0
votes

I have a "books" page that initially displays a list of books. I want users to be able to enter search text and then change the list of books that display. Doing this based on books already in embers data store (client side) is straight forward but what I want to do is perform the search server side. How can I do this?

So far I have the following in my ember controller

App.BooksIndexController = Ember.ArrayController.extend({
  search: '',
  actions: {
    query: function() {
      var search = this.get('search');
      var books = this.store.find('books', { search_text: search });
    }
  }
})

But I don't know what to do next. How do I transition to the books list route with the books passed in? Or is there a more ember-ish way to do it, like creating a "search" route/controller/template and displaying the results on that page?

1
It can be done using query parameters. Look here: emberjs.com/guides/routing/query-params and one of the examples (that you can find on the bottom of the page; it's server-side sorting, but it's similar): jsbin.com/hiyalu - andrusieczko
@andrusieczko it sounds like I'm going about it in a non-ember way and that's why it's hard. I'll try adding the query param to the books list page and do the search there if it's present. - Dty
Good luck! ask if you need help with that - andrusieczko

1 Answers

0
votes

I just implemented this in my own app and it can be a bit tricky. First, you'll want to add an input field into your app for users to use to search and bind it to a property on your controller:

{{input value=search classNames='form-control' placeholder="Search books"}}

As you see above, it's bound to the search property of your controller and I've given it the default Bootstrap class form-control

Now, let's make a new computed property in your controller called books:

App.BooksIndexController = Ember.ArrayController.extend({
    ...
    books: function() {
        var model = this.get('model');
        var search = this.get('search');
        var current = 1;
        var books = model.filter(function(item) {
            var reg = '.*'+search.toLowerCase()+'.*';
            var name = item.get('name').toLowerCase();
            if(name.match(reg) && current < 20) { 
                current++;
                return true; 
            }
        });
        return books;
    }.property('search','model.length')
    ...
});

What this does it get all your items for you model and checks to see if the name property matches the name of any of the books in the model. You can change which property it matches or add new ones as you like. I don't like all the matched items being returned at once, so I add a limit with current so that only the first 20 matches are returned. You can remove this if you like. Doing it this way means you'll automatically display items that match that's already in the store.

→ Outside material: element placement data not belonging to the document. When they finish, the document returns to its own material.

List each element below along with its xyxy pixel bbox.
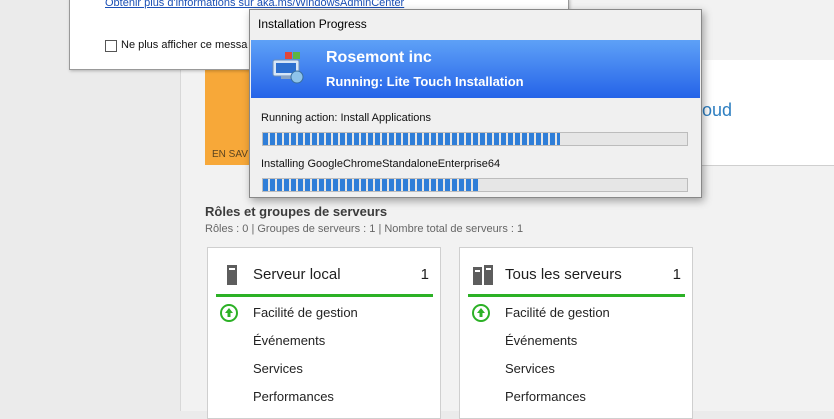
tile-row-performance[interactable]: Performances [505,389,586,404]
action-progress-bar [262,132,688,146]
quick-start-tile[interactable]: EN SAV [205,60,255,165]
tile-all-servers[interactable]: Tous les serveurs 1 Facilité de gestion … [459,247,693,419]
tile-count: 1 [420,266,429,283]
dont-show-checkbox[interactable] [105,40,117,52]
tile-title[interactable]: Tous les serveurs [505,266,622,283]
dont-show-label: Ne plus afficher ce messa [121,39,248,51]
organization-name: Rosemont inc [326,49,432,66]
servers-icon [473,265,495,290]
deployment-status: Running: Lite Touch Installation [326,74,524,89]
tile-row-performance[interactable]: Performances [253,389,334,404]
action-label: Running action: Install Applications [261,112,431,124]
tile-local-server[interactable]: Serveur local 1 Facilité de gestion Évén… [207,247,441,419]
tile-title[interactable]: Serveur local [253,266,341,283]
roles-section-title: Rôles et groupes de serveurs [205,204,388,219]
tile-row-manageability[interactable]: Facilité de gestion [253,305,358,320]
action-progress-fill [263,133,560,145]
tile-count: 1 [672,266,681,283]
install-progress-bar [262,178,688,192]
admin-center-link[interactable]: Obtenir plus d'informations sur aka.ms/W… [105,0,404,9]
learn-more-panel: loud [698,60,834,166]
tile-row-events[interactable]: Événements [253,333,325,348]
status-ok-icon [472,304,490,322]
server-icon [225,265,239,290]
tile-row-services[interactable]: Services [505,361,555,376]
tile-row-manageability[interactable]: Facilité de gestion [505,305,610,320]
tile-row-events[interactable]: Événements [505,333,577,348]
installation-progress-dialog: Installation Progress Rosemont inc Runni… [249,9,702,198]
dialog-title: Installation Progress [258,17,367,31]
install-label: Installing GoogleChromeStandaloneEnterpr… [261,158,501,170]
install-progress-fill [263,179,480,191]
installer-icon [271,50,305,89]
tile-row-services[interactable]: Services [253,361,303,376]
status-bar [468,294,685,297]
roles-summary: Rôles : 0 | Groupes de serveurs : 1 | No… [205,223,524,235]
status-bar [216,294,433,297]
learn-more-text: loud [698,100,733,120]
dialog-banner: Rosemont inc Running: Lite Touch Install… [251,40,700,98]
quick-start-tile-label: EN SAV [212,149,248,160]
status-ok-icon [220,304,238,322]
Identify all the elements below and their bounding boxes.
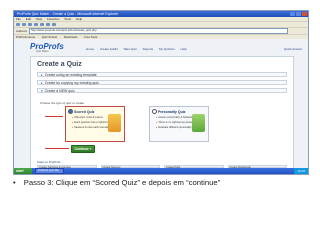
address-input[interactable]: http://www.proprofs.com/quiz-school/crea… [29,28,288,34]
nav-help[interactable]: Help [181,47,187,51]
window-controls [290,12,307,16]
option-copy-quiz[interactable]: ▸ Create by copying my existing quiz [37,80,287,85]
highlight-arrow [45,116,63,117]
clock: 10:25 [294,168,308,174]
browser-titlebar: ProProfs Quiz Maker - Create a Quiz - Mi… [14,11,308,17]
home-icon[interactable] [40,23,44,26]
radio-icon[interactable] [152,109,157,114]
scored-quiz-title: Scored Quiz [74,109,95,114]
back-icon[interactable] [16,23,20,26]
address-label: Address [16,29,28,33]
nav-create-edit[interactable]: Create & Edit [100,47,118,51]
page-title: Create a Quiz [37,61,82,68]
personality-quiz-illustration [192,114,205,132]
bullet: • [13,178,16,187]
option-existing-template[interactable]: ▸ Create using an existing template [37,72,287,77]
taskbar-item[interactable]: ProProfs Quiz Ma... [35,168,64,174]
screenshot: ProProfs Quiz Maker - Create a Quiz - Mi… [13,10,309,175]
menu-file[interactable]: File [16,17,21,21]
stop-icon[interactable] [28,23,32,26]
favorites-icon[interactable] [52,23,56,26]
nav-reports[interactable]: Reports [143,47,154,51]
highlight-arrow [45,148,69,149]
menu-favorites[interactable]: Favorites [47,17,59,21]
option-label: Create a NEW quiz [44,89,75,93]
nav-home[interactable]: Home [86,47,94,51]
minimize-icon[interactable] [290,12,295,16]
start-button[interactable]: start [14,168,32,174]
nav-take-quiz[interactable]: Take Quiz [123,47,136,51]
chevron-right-icon: ▸ [41,73,43,77]
stats-title: Stats on ProProfs [37,160,61,164]
taskbar: start ProProfs Quiz Ma... 10:25 [14,168,308,174]
scored-quiz-card[interactable]: Scored Quiz Objective, tests & exams Eac… [65,106,125,142]
search-icon[interactable] [46,23,50,26]
personality-quiz-title: Personality Quiz [158,109,186,114]
close-icon[interactable] [302,12,307,16]
slide-caption: • Passo 3: Clique em “Scored Quiz” e depo… [13,178,220,187]
create-quiz-panel: Create a Quiz ▸ Create using an existing … [30,56,294,170]
option-label: Create using an existing template [44,73,97,77]
menu-view[interactable]: View [36,17,42,21]
radio-selected-icon[interactable] [68,109,73,114]
web-page: ProProfs Quiz Maker Home Create & Edit T… [14,39,308,170]
site-nav: Home Create & Edit Take Quiz Reports My … [86,47,192,51]
choose-quiz-type-label: Choose the type of quiz to create [40,101,85,105]
nav-my-quizzes[interactable]: My Quizzes [159,47,175,51]
caption-text: Passo 3: Clique em “Scored Quiz” e depoi… [23,178,221,187]
personality-quiz-card[interactable]: Personality Quiz Assess personality & be… [149,106,209,142]
menu-edit[interactable]: Edit [26,17,31,21]
refresh-icon[interactable] [34,23,38,26]
chevron-right-icon: ▸ [41,81,43,85]
quick-access-link[interactable]: Quick Access [284,47,302,51]
scored-quiz-illustration [108,114,121,132]
option-label: Create by copying my existing quiz [44,81,99,85]
address-bar: Address http://www.proprofs.com/quiz-sch… [14,27,308,34]
window-title: ProProfs Quiz Maker - Create a Quiz - Mi… [17,12,119,16]
chevron-down-icon: ▾ [41,89,43,93]
continue-button[interactable]: Continue » [71,145,95,153]
maximize-icon[interactable] [296,12,301,16]
forward-icon[interactable] [22,23,26,26]
menu-tools[interactable]: Tools [64,17,71,21]
menu-help[interactable]: Help [76,17,82,21]
logo-subtitle: Quiz Maker [36,50,49,53]
option-new-quiz[interactable]: ▾ Create a NEW quiz [37,88,287,93]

Now, update your template so it iterates over books instead of model or some such stuff:

{{#each book in books}}
   // do stuff with each book
{{/each}}

This is great you say! Now you're filtering all your books as you type because the books property will be updated whenever search is modified, but now you need to fetch new items from your API. We do this with another computer property:

searchApi:function() {
    var search = this.get('search');
    var books = this.store.find('books',{search_text: search});
    var model = this.get('model');
    books.then(function() {           //  In my tests, this isn't
        model.addObjects(books);      //  actually necessary, bit I still
    });                               //  like to keep it for clearness
}.observes('search').on('init')

This will trigger a search of your API whenever the search field is modified as well. Any matched items are then added to the model. That's why we added model.length to the books computed property. Any matched items will be added to the model and increase its length, triggering books to be updated again.

That should be everything you need. No new routes or controllers, just do it right in the index. If anyone has a cleaner approach to this, I'd love to see it!